Day-to-day differences by role (high-level):
- Corporate Finance / FP&A: budgeting, forecasting, variance analysis, internal reporting.
- Investment Analyst (buy-side): financial modelling, building valuation decks, monitoring positions, writing research notes.
- Wealth Management: client meetings, portfolio reviews, compliance/documentation, investment selection.
- Investment Banking: pitchbooks, financial models for M&A or capital raises, long hours on deal execution.
Timeline notes: the source material highlights preparing after passing CFA Level 1 and mentions 2023 (CFA Institute survey) and a 2025-focused interview question list — use CFA progress as a medium-term strategy to increase market competitiveness.
The Reality Check (Pros / Cons — realistic outcomes)
Pros:
- Fast intelligence: 20 minutes gives you inside information that resumes can’t convey.
- Referral leverage: one good informational interview often leads to 1–2 introductions.
- Skill signal: meeting people and asking informed technical questions demonstrates readiness beyond paper credentials (the source lists 180+ potential technical/behavioural questions — showing you can answer these in conversation helps).
Cons:
- Low hit rate: many contacts won’t reply. Expect to need 8–12 outreaches to get 2–3 conversations.
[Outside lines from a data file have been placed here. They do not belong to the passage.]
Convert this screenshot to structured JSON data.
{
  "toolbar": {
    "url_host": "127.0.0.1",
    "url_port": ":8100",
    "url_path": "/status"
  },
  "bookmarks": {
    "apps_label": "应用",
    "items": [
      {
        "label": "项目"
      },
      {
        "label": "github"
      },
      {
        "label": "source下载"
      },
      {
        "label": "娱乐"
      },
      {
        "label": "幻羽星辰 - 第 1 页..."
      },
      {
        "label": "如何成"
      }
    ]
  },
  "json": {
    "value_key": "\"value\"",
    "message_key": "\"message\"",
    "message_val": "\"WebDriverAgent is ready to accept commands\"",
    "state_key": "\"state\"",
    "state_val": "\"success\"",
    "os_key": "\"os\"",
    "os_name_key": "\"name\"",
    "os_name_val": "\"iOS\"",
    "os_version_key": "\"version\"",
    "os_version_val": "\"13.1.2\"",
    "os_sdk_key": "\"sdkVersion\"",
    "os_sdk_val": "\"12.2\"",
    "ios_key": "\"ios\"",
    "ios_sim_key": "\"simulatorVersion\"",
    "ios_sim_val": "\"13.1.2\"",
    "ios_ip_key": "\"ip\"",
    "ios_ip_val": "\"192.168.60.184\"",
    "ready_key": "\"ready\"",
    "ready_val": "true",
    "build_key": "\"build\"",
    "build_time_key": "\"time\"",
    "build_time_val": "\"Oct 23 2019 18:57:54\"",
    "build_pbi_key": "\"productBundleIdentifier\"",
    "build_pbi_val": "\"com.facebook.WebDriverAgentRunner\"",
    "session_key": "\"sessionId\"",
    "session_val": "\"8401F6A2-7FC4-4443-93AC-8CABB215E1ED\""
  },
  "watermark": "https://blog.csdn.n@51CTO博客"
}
- Not a direct pipeline guarantee: an informational interview is rarely an immediate job; it’s a process that often takes weeks/months.
- Time investment: preparation and follow-up are non-trivial but multiply success.
Realistic conversion expectations (rules of thumb):
- Outreach -> Response: 20–40% (varies by mutual contact strength).
- Informational interview -> referral to hiring manager: 10–30% (if you build rapport and ask for targeted referrals).
- Referral -> interview: ~30–50% (if the referral includes a personal recommendation and you match the role).
Quick checklist before an informational interview
- Research: 2–3 facts about the person/team/firm.
- Prepare your 30-second pitch (practice twice).
- Prepare 6 questions (use the Core questions above).
- Have 1 short example of your technical work or a 60–90 second summary of a project.
- Draft the follow-up thank-you and a one-line intro for potential referrals.
Conclusion — what to do now (exact next steps)
- Choose 10 people to contact this week (mix of alumni, LinkedIn connections, and people at target firms).
- Use the LinkedIn or warm email template above.
- Book 2–3 informational interviews and follow the script exactly.
- Execute the follow-up plan and ask for one specific referral per helpful contact.
Reminder from the research: prepare for technical and ethics questions — the CFA Level 1 interview resources compile 180+ questions and emphasize mapping theory to practice (use those topics to craft your 1–2 short examples to share in the interview). Consistent execution of this script and the follow-up cadence is what turns polite conversations into real introductions and, ultimately, interviews.
Good luck — treat each meeting as an investment. Track your results, iterate your pitch, and scale outreach from the channels that produce the best responses.